Friday, May 20, 2011

If Not Now, When?

There is a preacher who is convinced that the Rapture will be tomorrow. Well, who knows how many people have thought they knew the day and the time, and sat on mountains waiting for it to come? There are some interesting things about that expectation.

One it is only very recent in Christian history that the notion of Rapture and Thousand year reign and that whole schematic has been developed. There was a hope from the beginning of the Early church that Christ would come soon, but the diagrams and the plot line for how it would all turn out is only a couple of hundred years old.

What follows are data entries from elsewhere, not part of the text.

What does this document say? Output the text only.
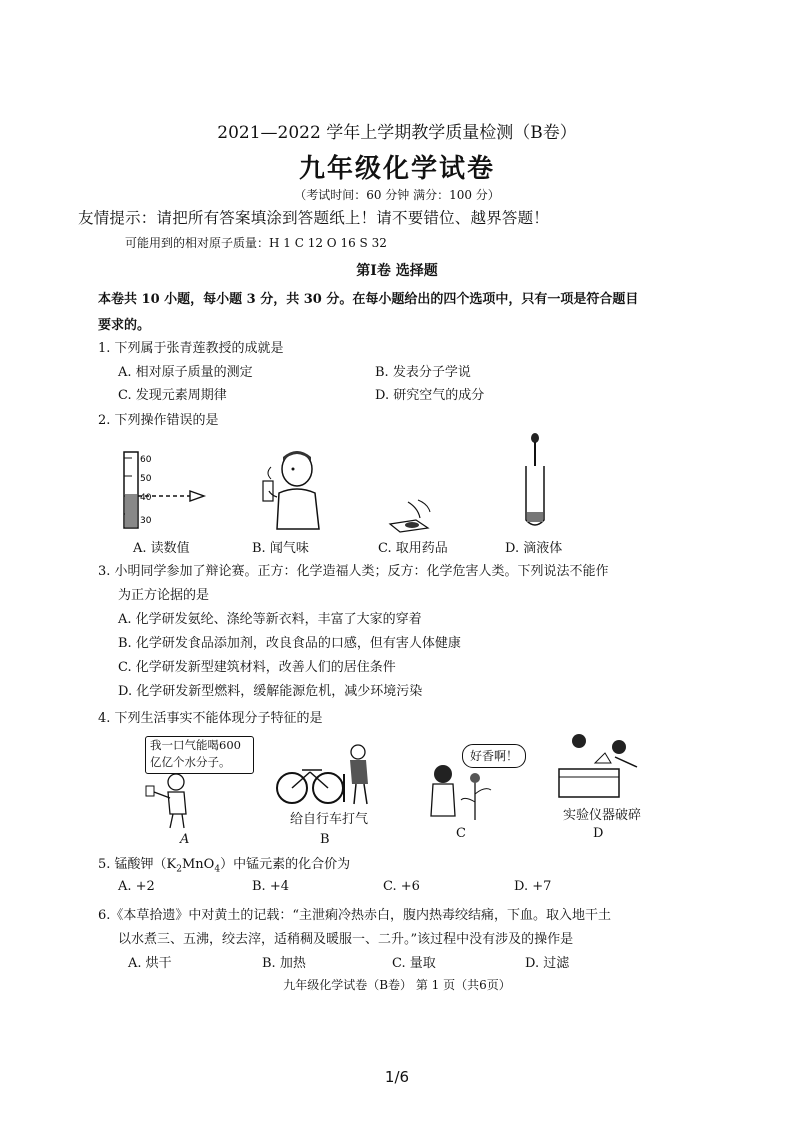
2021—2022 学年上学期教学质量检测（B卷）
九年级化学试卷
（考试时间：60 分钟 满分：100 分）
友情提示：请把所有答案填涂到答题纸上！请不要错位、越界答题！
可能用到的相对原子质量：H 1 C 12 O 16 S 32
第Ⅰ卷 选择题
本卷共 10 小题，每小题 3 分，共 30 分。在每小题给出的四个选项中，只有一项是符合题目
要求的。
1. 下列属于张青莲教授的成就是
A. 相对原子质量的测定	B. 发表分子学说
C. 发现元素周期律	D. 研究空气的成分
2. 下列操作错误的是
60
50
40
30
A. 读数值	B. 闻气味	C. 取用药品	D. 滴液体
3. 小明同学参加了辩论赛。正方：化学造福人类；反方：化学危害人类。下列说法不能作
为正方论据的是
A. 化学研发氨纶、涤纶等新衣料，丰富了大家的穿着
B. 化学研发食品添加剂，改良食品的口感，但有害人体健康
C. 化学研发新型建筑材料，改善人们的居住条件
D. 化学研发新型燃料，缓解能源危机，减少环境污染
4. 下列生活事实不能体现分子特征的是
我一口气能喝600
亿亿个水分子。	好香啊！
A
给自行车打气
B	C
实验仪器破碎
D
5. 锰酸钾$(K_2MnO_4)$中锰元素的化合价为
A. +2	B. +4	C. +6	D. +7
6.《本草拾遗》中对黄土的记载：“主泄痢冷热赤白，腹内热毒绞结痛，下血。取入地干土
以水煮三、五沸，绞去滓，适稍稠及暖服一、二升。”该过程中没有涉及的操作是
A. 烘干	B. 加热	C. 量取	D. 过滤
九年级化学试卷（B卷） 第 1 页（共6页）
1/6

Two, Jesus told us not to worry about when it would happen. Nobody knows and even Jesus said he did not know when God would complete creation and restore it and fulfill the dreams of a new creation: a new heaven and a new earth. So why waste a lot of time trying to do what Jesus told us not to do.

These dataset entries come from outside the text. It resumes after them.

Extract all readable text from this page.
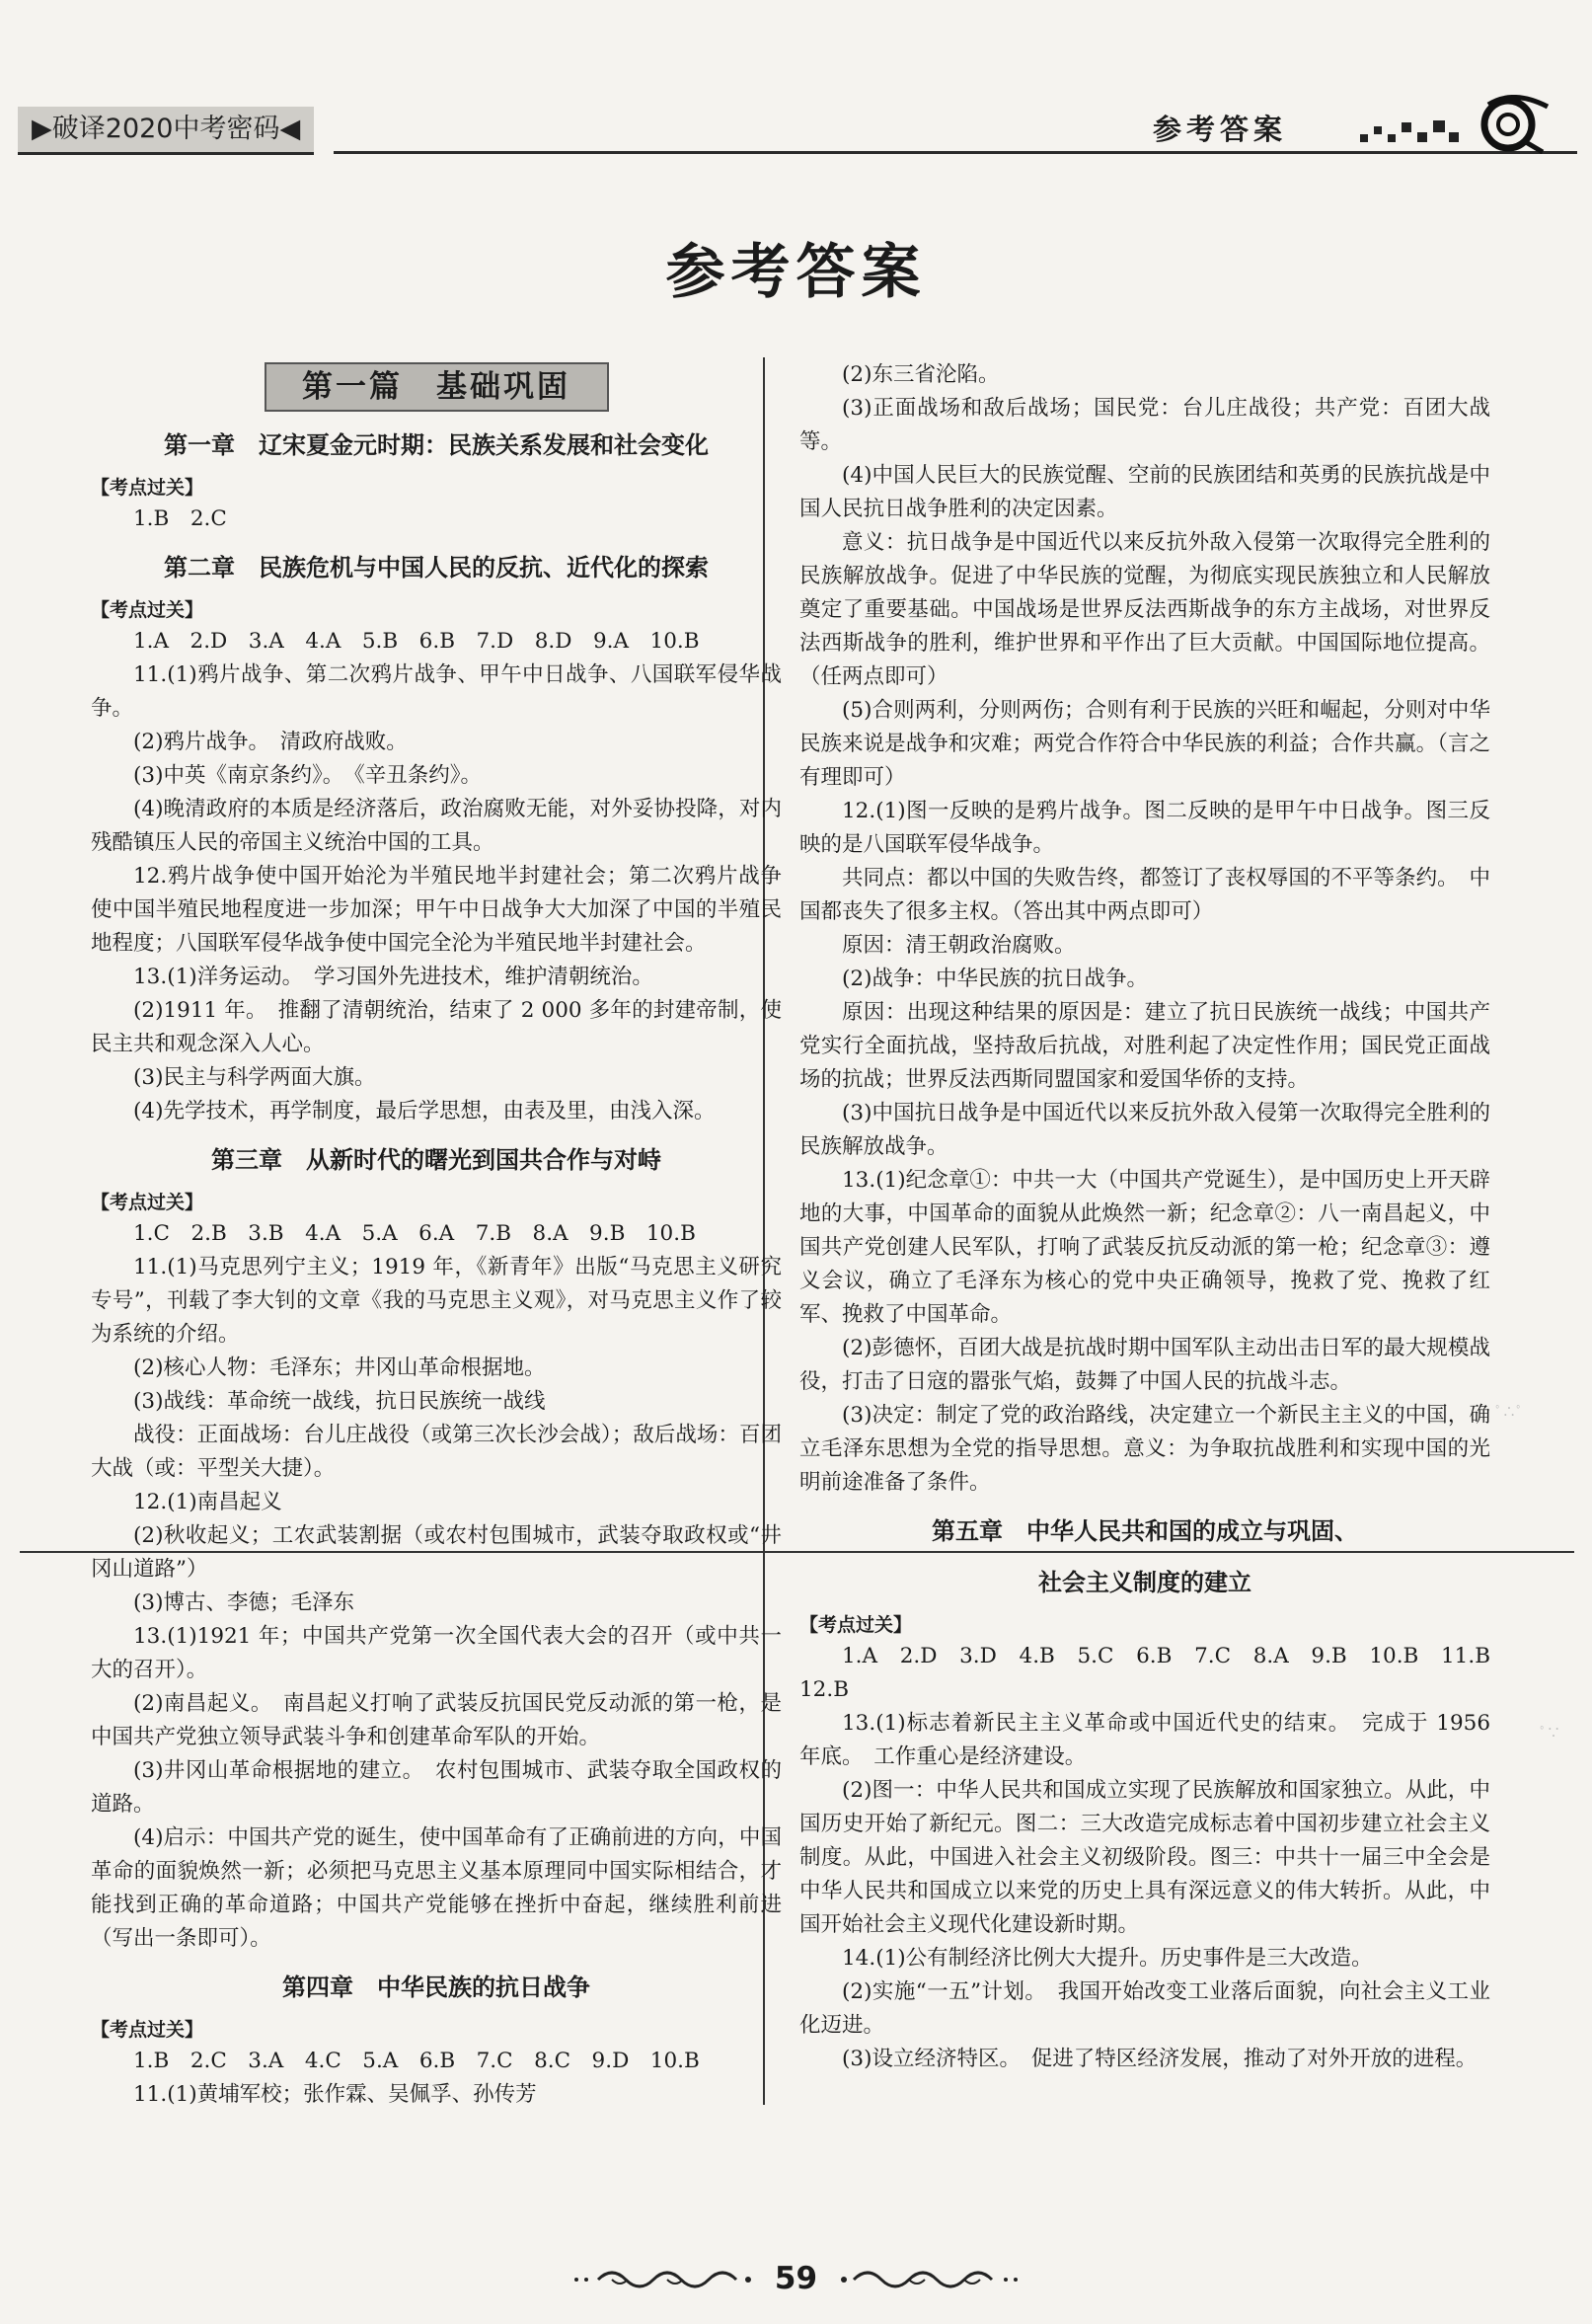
▶破译2020中考密码◀	参考答案
参考答案
第一篇　基础巩固
第一章　辽宋夏金元时期：民族关系发展和社会变化
【考点过关】
1.B　2.C
第二章　民族危机与中国人民的反抗、近代化的探索
【考点过关】
1.A　2.D　3.A　4.A　5.B　6.B　7.D　8.D　9.A　10.B
11.(1)鸦片战争、第二次鸦片战争、甲午中日战争、八国联军侵华战争。
(2)鸦片战争。　清政府战败。
(3)中英《南京条约》。　《辛丑条约》。
(4)晚清政府的本质是经济落后，政治腐败无能，对外妥协投降，对内残酷镇压人民的帝国主义统治中国的工具。
12.鸦片战争使中国开始沦为半殖民地半封建社会；第二次鸦片战争使中国半殖民地程度进一步加深；甲午中日战争大大加深了中国的半殖民地程度；八国联军侵华战争使中国完全沦为半殖民地半封建社会。
13.(1)洋务运动。　学习国外先进技术，维护清朝统治。
(2)1911 年。　推翻了清朝统治，结束了 2 000 多年的封建帝制，使民主共和观念深入人心。
(3)民主与科学两面大旗。
(4)先学技术，再学制度，最后学思想，由表及里，由浅入深。
第三章　从新时代的曙光到国共合作与对峙
【考点过关】
1.C　2.B　3.B　4.A　5.A　6.A　7.B　8.A　9.B　10.B
11.(1)马克思列宁主义；1919 年，《新青年》出版“马克思主义研究专号”，刊载了李大钊的文章《我的马克思主义观》，对马克思主义作了较为系统的介绍。
(2)核心人物：毛泽东；井冈山革命根据地。
(3)战线：革命统一战线，抗日民族统一战线
战役：正面战场：台儿庄战役（或第三次长沙会战）；敌后战场：百团大战（或：平型关大捷）。
12.(1)南昌起义
(2)秋收起义；工农武装割据（或农村包围城市，武装夺取政权或“井冈山道路”）
(3)博古、李德；毛泽东
13.(1)1921 年；中国共产党第一次全国代表大会的召开（或中共一大的召开）。
(2)南昌起义。　南昌起义打响了武装反抗国民党反动派的第一枪，是中国共产党独立领导武装斗争和创建革命军队的开始。
(3)井冈山革命根据地的建立。　农村包围城市、武装夺取全国政权的道路。
(4)启示：中国共产党的诞生，使中国革命有了正确前进的方向，中国革命的面貌焕然一新；必须把马克思主义基本原理同中国实际相结合，才能找到正确的革命道路；中国共产党能够在挫折中奋起，继续胜利前进（写出一条即可）。
第四章　中华民族的抗日战争
【考点过关】
1.B　2.C　3.A　4.C　5.A　6.B　7.C　8.C　9.D　10.B
11.(1)黄埔军校；张作霖、吴佩孚、孙传芳
(2)东三省沦陷。
(3)正面战场和敌后战场；国民党：台儿庄战役；共产党：百团大战等。
(4)中国人民巨大的民族觉醒、空前的民族团结和英勇的民族抗战是中国人民抗日战争胜利的决定因素。
意义：抗日战争是中国近代以来反抗外敌入侵第一次取得完全胜利的民族解放战争。促进了中华民族的觉醒，为彻底实现民族独立和人民解放奠定了重要基础。中国战场是世界反法西斯战争的东方主战场，对世界反法西斯战争的胜利，维护世界和平作出了巨大贡献。中国国际地位提高。（任两点即可）
(5)合则两利，分则两伤；合则有利于民族的兴旺和崛起，分则对中华民族来说是战争和灾难；两党合作符合中华民族的利益；合作共赢。（言之有理即可）
12.(1)图一反映的是鸦片战争。图二反映的是甲午中日战争。图三反映的是八国联军侵华战争。
共同点：都以中国的失败告终，都签订了丧权辱国的不平等条约。　中国都丧失了很多主权。（答出其中两点即可）
原因：清王朝政治腐败。
(2)战争：中华民族的抗日战争。
原因：出现这种结果的原因是：建立了抗日民族统一战线；中国共产党实行全面抗战，坚持敌后抗战，对胜利起了决定性作用；国民党正面战场的抗战；世界反法西斯同盟国家和爱国华侨的支持。
(3)中国抗日战争是中国近代以来反抗外敌入侵第一次取得完全胜利的民族解放战争。
13.(1)纪念章①：中共一大（中国共产党诞生），是中国历史上开天辟地的大事，中国革命的面貌从此焕然一新；纪念章②：八一南昌起义，中国共产党创建人民军队，打响了武装反抗反动派的第一枪；纪念章③：遵义会议，确立了毛泽东为核心的党中央正确领导，挽救了党、挽救了红军、挽救了中国革命。
(2)彭德怀，百团大战是抗战时期中国军队主动出击日军的最大规模战役，打击了日寇的嚣张气焰，鼓舞了中国人民的抗战斗志。
(3)决定：制定了党的政治路线，决定建立一个新民主主义的中国，确立毛泽东思想为全党的指导思想。意义：为争取抗战胜利和实现中国的光明前途准备了条件。
第五章　中华人民共和国的成立与巩固、
社会主义制度的建立
【考点过关】
1.A　2.D　3.D　4.B　5.C　6.B　7.C　8.A　9.B　10.B　11.B　12.B
13.(1)标志着新民主主义革命或中国近代史的结束。　完成于 1956 年底。　工作重心是经济建设。
(2)图一：中华人民共和国成立实现了民族解放和国家独立。从此，中国历史开始了新纪元。图二：三大改造完成标志着中国初步建立社会主义制度。从此，中国进入社会主义初级阶段。图三：中共十一届三中全会是中华人民共和国成立以来党的历史上具有深远意义的伟大转折。从此，中国开始社会主义现代化建设新时期。
14.(1)公有制经济比例大大提升。历史事件是三大改造。
(2)实施“一五”计划。　我国开始改变工业落后面貌，向社会主义工业化迈进。
(3)设立经济特区。　促进了特区经济发展，推动了对外开放的进程。
ﾟ∴ﾟ
ﾟ∵
59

Three, Jesus seemed to me to talk a lot more about how we were to live with each other in this world. Sermon on the Mount, the sheep and the goats, the parables all talked about how we were to love God, love our neighbors and then be a part of the kingdom of God. In fact, the strange things is he talked more about our relation with money than he did almost anything else. He seemed to focus pretty heavily on this world's conduct.

Four, there seems to me that the notion of a "new heaven and a new earth" somehow suggests that we may not be "lifted up and taken away" from this earth as to be a part of that miracle which transforms and renews this earth. So that when Jesus comes we may meet him in the sky but that might be like greeting him on the donkey and we rally with him as he comes on down to earth and completes the creation story.

Five, Why would you imagine that you need to do something different if you are already living as faithfully as you can? If you are one who expects the Rapture, then you probably have been active and faithful in your Christian living, so why worry about it? It has been an abundant life in faith so far, and if Christ comes tomorrow, I expect it will be an abundant life in whatever way He wants to take it. Even So, Come, Lord, Jesus.